Education is first step

"We need to invest in education in this country," he says, noting that the lip service paid to that statement is enormous. Schools are struggling, teachers are underpaid, and universities are downsizing, because the bottom line is money, he says. As head of WPI's Chemical Engineering Department, as an expert in Zeolite crystals, and as a father of four, Sacco should know.

While acknowledging that these issues aren't exactly new, Sacco utters a statement he will repeat several times during an interview: "The time has come for committed individuals, and for people to whom much is given, much is expected."

Sacco is one such individual. His involvement with schools has not been just an occasional classroom appearance to show kids his space suit. While on orbit, he and the other crew members from the second United States Microgravity Laboratory taught science lessons to high school and elementary school students via live broadcast. Students asked the crew questions that related to the astronauts' research after doing experiments in their classrooms. The lessons from space reached an estimated 40,000 classrooms across the country through rebroadcasts the next day.

At South High in Worcester, students from several local schools participated in a "contact angle" fluids experiment. Then they talked with Sacco, who was orbiting 180 miles above Earth. "It was really exciting because you knew you were talking to people above you flying in space," said Katie Elworthy, a student from Doherty Memorial.

The impetus for the lessons grew out of several things, especially the poor state of student aptitude in math and science. Sacco and his payload commander, Kathy Thornton, decided to devise an educational aspect to the mission.

"NASA always does a lot of educational things," Sacco says. "One of the things I thought they were lacking was tying an existing science mission to experiments that were very similar to what the kids could do on the ground."

"Our intention was to use the space venue and the aura around astronauts to try to get kids to realize that science isn't for geeks."

Once, while visiting a classroom, he recalls, the students conveyed that "We aren't really interested in science, we just wanted to meet an astronaut."

Looking back on his own childhood, Sacco counts supportive family members as big influences on his going into science. They encouraged him to be curious, often asking, "Why is that? Do you know?"

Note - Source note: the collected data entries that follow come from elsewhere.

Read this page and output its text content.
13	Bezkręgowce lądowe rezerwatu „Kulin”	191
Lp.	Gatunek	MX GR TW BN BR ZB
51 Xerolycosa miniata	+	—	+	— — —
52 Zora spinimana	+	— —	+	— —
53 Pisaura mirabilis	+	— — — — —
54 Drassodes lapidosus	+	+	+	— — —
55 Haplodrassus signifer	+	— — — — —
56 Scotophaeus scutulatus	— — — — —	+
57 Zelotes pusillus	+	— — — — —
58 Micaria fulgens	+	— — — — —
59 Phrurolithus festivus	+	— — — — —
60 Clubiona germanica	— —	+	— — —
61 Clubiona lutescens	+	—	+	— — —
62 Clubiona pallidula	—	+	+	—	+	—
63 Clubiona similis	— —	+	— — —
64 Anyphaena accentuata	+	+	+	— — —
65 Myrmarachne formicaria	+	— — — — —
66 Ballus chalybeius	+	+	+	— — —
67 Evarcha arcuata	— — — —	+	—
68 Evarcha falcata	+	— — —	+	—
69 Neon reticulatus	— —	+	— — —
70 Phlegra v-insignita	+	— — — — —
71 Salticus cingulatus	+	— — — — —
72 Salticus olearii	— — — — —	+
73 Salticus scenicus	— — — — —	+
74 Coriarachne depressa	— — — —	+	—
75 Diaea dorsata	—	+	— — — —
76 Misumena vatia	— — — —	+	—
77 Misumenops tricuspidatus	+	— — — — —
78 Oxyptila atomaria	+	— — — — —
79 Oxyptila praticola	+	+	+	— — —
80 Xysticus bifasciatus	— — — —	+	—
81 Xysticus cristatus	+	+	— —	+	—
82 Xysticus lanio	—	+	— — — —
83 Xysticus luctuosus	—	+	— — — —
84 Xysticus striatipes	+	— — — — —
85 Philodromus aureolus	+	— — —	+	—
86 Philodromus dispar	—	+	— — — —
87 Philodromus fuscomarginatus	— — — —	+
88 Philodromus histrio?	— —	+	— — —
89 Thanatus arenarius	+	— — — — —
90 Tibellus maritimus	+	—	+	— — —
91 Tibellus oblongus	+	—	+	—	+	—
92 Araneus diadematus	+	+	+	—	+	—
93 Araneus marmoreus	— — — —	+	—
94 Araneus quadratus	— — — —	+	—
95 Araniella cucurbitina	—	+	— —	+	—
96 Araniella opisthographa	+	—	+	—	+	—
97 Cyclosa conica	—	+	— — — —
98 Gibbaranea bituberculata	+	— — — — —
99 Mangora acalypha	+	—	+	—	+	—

When he was 8 or 9, the space program started. Science fiction films were also popular at the time. "The science fiction pictures were positive things. We were exploring and we found new civilizations. It put science and engineering in a much more positive light [than films today].

Igniting curiosity

Improving science education in the US will take a lot of different efforts, Sacco says.

Igniting curiosity is the first step, he says. Kids can take it from there. It begins with teachers - and parents - who understand and are enthusiastic about science.

"It's critical that we get away from this 'watch-me' demonstration style of education - to 'you do it, you tell me,'" he says. You have to instill that hunger and curiosity in them at a young age.

"Even with high school kids and eighth-graders and ninth-graders, and it's not cool to look like you're studying. Then, when I talk about sitting on 7-1/2 million pounds of thrust and what it feels like to rocket and travel more than five miles a second, and to look out on the cosmos, and the beauty of the heavens, all their eyes open up.

"And all of a sudden, it's not so uncool."